That’s It! I’ve Had It!

I’m all about photographs, 24/7. -Even before my first newspaper staff job in 1975. (where I worked almost solely in black & white for a decade) And then in digital capture starting in 1998 with a digital image transmitted from Scotland for the next day’s newspaper. And even after retiring from the Associated Press in 2017, it’s still (no pun!) the photographs.

These days, I spend working with college students in their digital lab. Also, I happily spend even more time working with them in a wet darkroom. Actually, I’m happy in either space working with students and their ‘fresh visions’ of photography. From histograms to split grade printing, I am always thinking about photographs. And how best to present photography to students in a way that makes large format as relatable as their cell phone cameras.
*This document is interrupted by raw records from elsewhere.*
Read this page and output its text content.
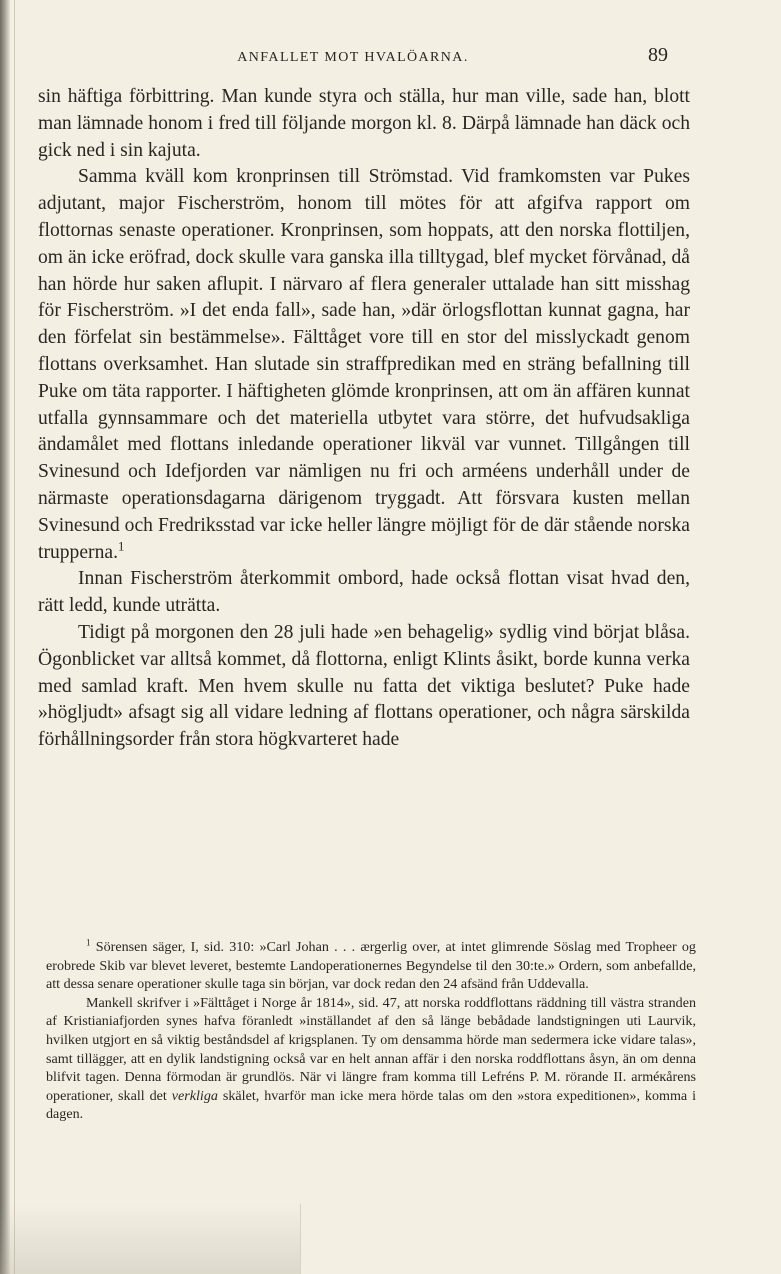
ANFALLET MOT HVALÖARNA.	89

sin häftiga förbittring. Man kunde styra och ställa, hur man ville, sade han, blott man lämnade honom i fred till följande morgon kl. 8. Därpå lämnade han däck och gick ned i sin kajuta.

Samma kväll kom kronprinsen till Strömstad. Vid framkomsten var Pukes adjutant, major Fischerström, honom till mötes för att afgifva rapport om flottornas senaste operationer. Kronprinsen, som hoppats, att den norska flottiljen, om än icke eröfrad, dock skulle vara ganska illa tilltygad, blef mycket förvånad, då han hörde hur saken aflupit. I närvaro af flera generaler uttalade han sitt misshag för Fischerström. »I det enda fall», sade han, »där örlogsflottan kunnat gagna, har den förfelat sin bestämmelse». Fälttåget vore till en stor del misslyckadt genom flottans overksamhet. Han slutade sin straffpredikan med en sträng befallning till Puke om täta rapporter. I häftigheten glömde kronprinsen, att om än affären kunnat utfalla gynnsammare och det materiella utbytet vara större, det hufvudsakliga ändamålet med flottans inledande operationer likväl var vunnet. Tillgången till Svinesund och Idefjorden var nämligen nu fri och arméens underhåll under de närmaste operationsdagarna därigenom tryggadt. Att försvara kusten mellan Svinesund och Fredriksstad var icke heller längre möjligt för de där stående norska trupperna.$^1$

Innan Fischerström återkommit ombord, hade också flottan visat hvad den, rätt ledd, kunde uträtta.

Tidigt på morgonen den 28 juli hade »en behagelig» sydlig vind börjat blåsa. Ögonblicket var alltså kommet, då flottorna, enligt Klints åsikt, borde kunna verka med samlad kraft. Men hvem skulle nu fatta det viktiga beslutet? Puke hade »högljudt» afsagt sig all vidare ledning af flottans operationer, och några särskilda förhållningsorder från stora högkvarteret hade

$^1$ Sörensen säger, I, sid. 310: »Carl Johan . . . ærgerlig over, at intet glimrende Söslag med Tropheer og erobrede Skib var blevet leveret, bestemte Landoperationernes Begyndelse til den 30:te.» Ordern, som anbefallde, att dessa senare operationer skulle taga sin början, var dock redan den 24 afsänd från Uddevalla.

Mankell skrifver i »Fälttåget i Norge år 1814», sid. 47, att norska roddflottans räddning till västra stranden af Kristianiafjorden synes hafva föranledt »inställandet af den så länge bebådade landstigningen uti Laurvik, hvilken utgjort en så viktig beståndsdel af krigsplanen. Ty om densamma hörde man sedermera icke vidare talas», samt tillägger, att en dylik landstigning också var en helt annan affär i den norska roddflottans åsyn, än om denna blifvit tagen. Denna förmodan är grundlös. När vi längre fram komma till Lefréns P. M. rörande II. arméкårens operationer, skall det verkliga skälet, hvarför man icke mera hörde talas om den »stora expeditionen», komma i dagen.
But I also spend a lot of time working with a photograph I haven’t taken, yet. By that, I mean, more than a few times a year, I will drive, or walk, past a scene that I see as a photograph. For whatever reason, I won’t stop to make the picture, but will plan to get to that picture. Then the image is in my head to be made over and over in different light, different angles, etc. When I was on the road a lot with the Associated Press this happened often. Now, not as much. But the problem is that these images become something to get to eventually. Often years will pass with no photograph and then for whatever reason the scene would be disrupted, or gone all together!

Well, today, one of the nicest images I haven’t made, was totally dismantled practically right before my eyes! I was mad! So here I am typing away furiously! But who am I complaining to? Whose fault can it be that I didn’t take that picture? Let’s see…wrong light? No; wrong season? No; permissions question? No; type of film?

No! No! No! No!!!

My grandmother had a saying, “Pee, or get off the pot!” (not exactly her words!).

I’m here today to say that I plan to try my best to not let this keep happening. Everyone with me? GOOD! Let’s all get out there and make art! No, wait … it’s raining.